Congressman Dave Loebsack, in a telephone interview this morning, said that until recently he wasn’t sure if he would be endorsing any of the presidential candidates.
“Like many Iowans, if not most Iowans who are involved in this process, I take [this decision] very seriously,” he said. “Of course, I’ve been very involved in doing my job as Congressman for the Second District. I wasn’t sure that I was going to endorse, let alone endorse Barack Obama. After thinking about this for a fair amount of time and very seriously, I just decided that I was going to come out for him and do it before the caucuses.”
Rather than basing his endorsement on a single issue or group of issues, Loebsack, who supported former Vermont Gov. Howard Dean in 2004, said he considered the candidates as a total package.

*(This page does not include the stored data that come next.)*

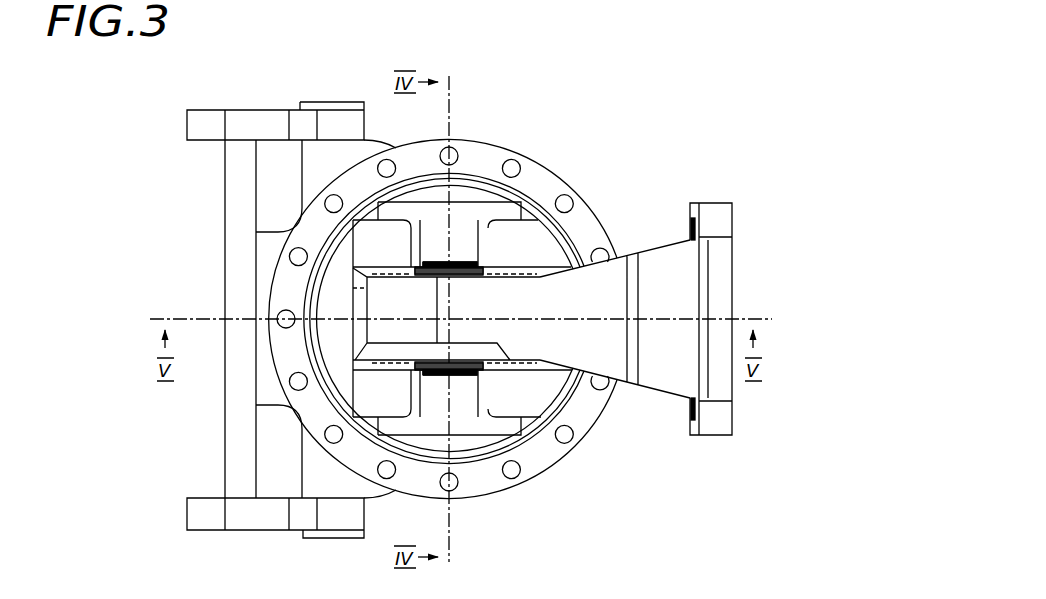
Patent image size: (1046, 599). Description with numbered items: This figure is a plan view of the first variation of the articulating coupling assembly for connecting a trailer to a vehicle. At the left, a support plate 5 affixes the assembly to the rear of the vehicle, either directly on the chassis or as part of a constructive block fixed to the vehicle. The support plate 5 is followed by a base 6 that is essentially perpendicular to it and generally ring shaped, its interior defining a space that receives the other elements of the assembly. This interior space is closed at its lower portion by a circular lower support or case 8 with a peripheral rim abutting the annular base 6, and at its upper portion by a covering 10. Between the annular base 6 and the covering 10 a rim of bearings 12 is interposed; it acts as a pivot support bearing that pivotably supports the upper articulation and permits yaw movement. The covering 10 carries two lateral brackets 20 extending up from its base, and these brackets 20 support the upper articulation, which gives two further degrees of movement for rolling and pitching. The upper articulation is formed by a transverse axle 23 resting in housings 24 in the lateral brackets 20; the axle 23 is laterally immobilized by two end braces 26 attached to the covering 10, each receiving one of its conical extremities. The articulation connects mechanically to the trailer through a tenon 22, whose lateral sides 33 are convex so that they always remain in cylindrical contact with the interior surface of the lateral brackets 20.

The support plate 5 is at (212, 176).
The base 6 is at (268, 252).
The lower support or case 8 is at (484, 283).
The covering 10 is at (335, 336).
The rim of bearings 12 is at (495, 136).
The lateral brackets 20 is at (370, 242).
The tenon 22 is at (692, 288).
The transverse axle 23 is at (452, 382).
The housings 24 is at (460, 240).
The end braces 26 is at (405, 208).
The lateral sides 33 is at (570, 262).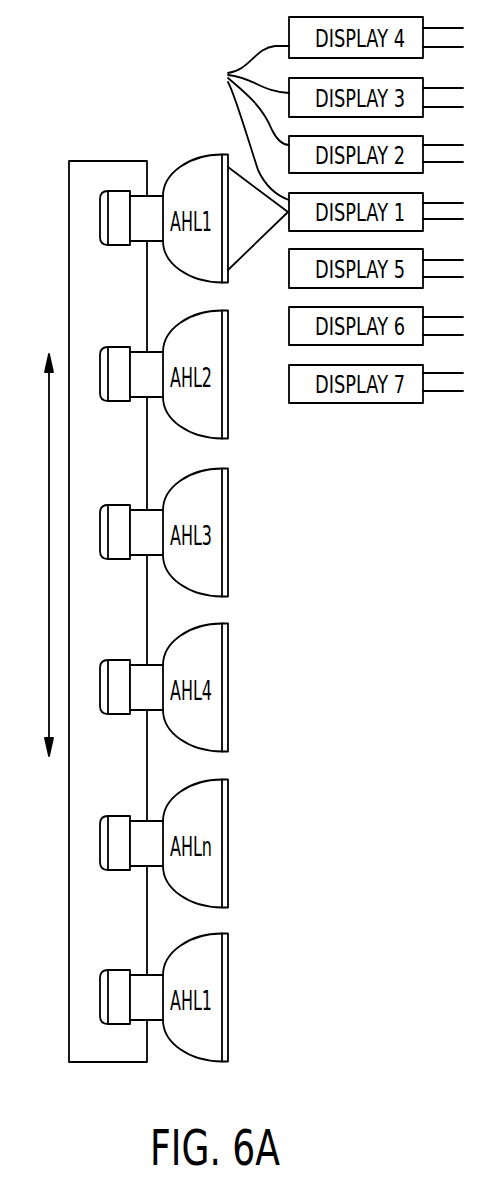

“I’m not so concerned about issues as I am as what I see as Barack Obama’s ability to lead this country forward,” he said. “Whatever issue may be on the table, I think Barack Obama is the most qualified to bridge the partisan divide that’s been out there in America and intensified by Pres. [George W.] Bush.
“I’m not going to agree with any candidate on every issue. In many ways, that’s not the point for me. The point is to have a leader that wants to move us in the direction that you and I and, I think, the vast majority of the American people want to see us. He is concerned about the very same things I am, whether it is health care, good jobs or good wages, restoring America’s reputation around the world and, therefore, our effectiveness. The intricacies of how we get there are less important to me than the fact that I think he will be the best person to lead us in that direction.”
Loeback, who campaigned in 2006 on an anti-war and domestic revitalization platform, has met some critics within Iowa’s peace community in terms of the inability of Congress to end the conflict in Iraq. When asked if that factored into his endorsement of Obama, who has campaigned as one of the few candidates who was against the war from the beginning, Loebsack said he believes all of the Democratic candidates will take the necessary steps to end the war.
“All the folks who are running for this office on the Democratic side want us to end the war Iraq and they want us to end our involvement in Iraq sooner rather than later,” he said. “In that sense, I think whomever the Democratic nominee is, that person is going to be far better than the Republican nominee.”
Loebsack is currently serving his first term in the U.S. House of Representatives. He serves on the House Education and Labor Committee and the Armed Services Committee.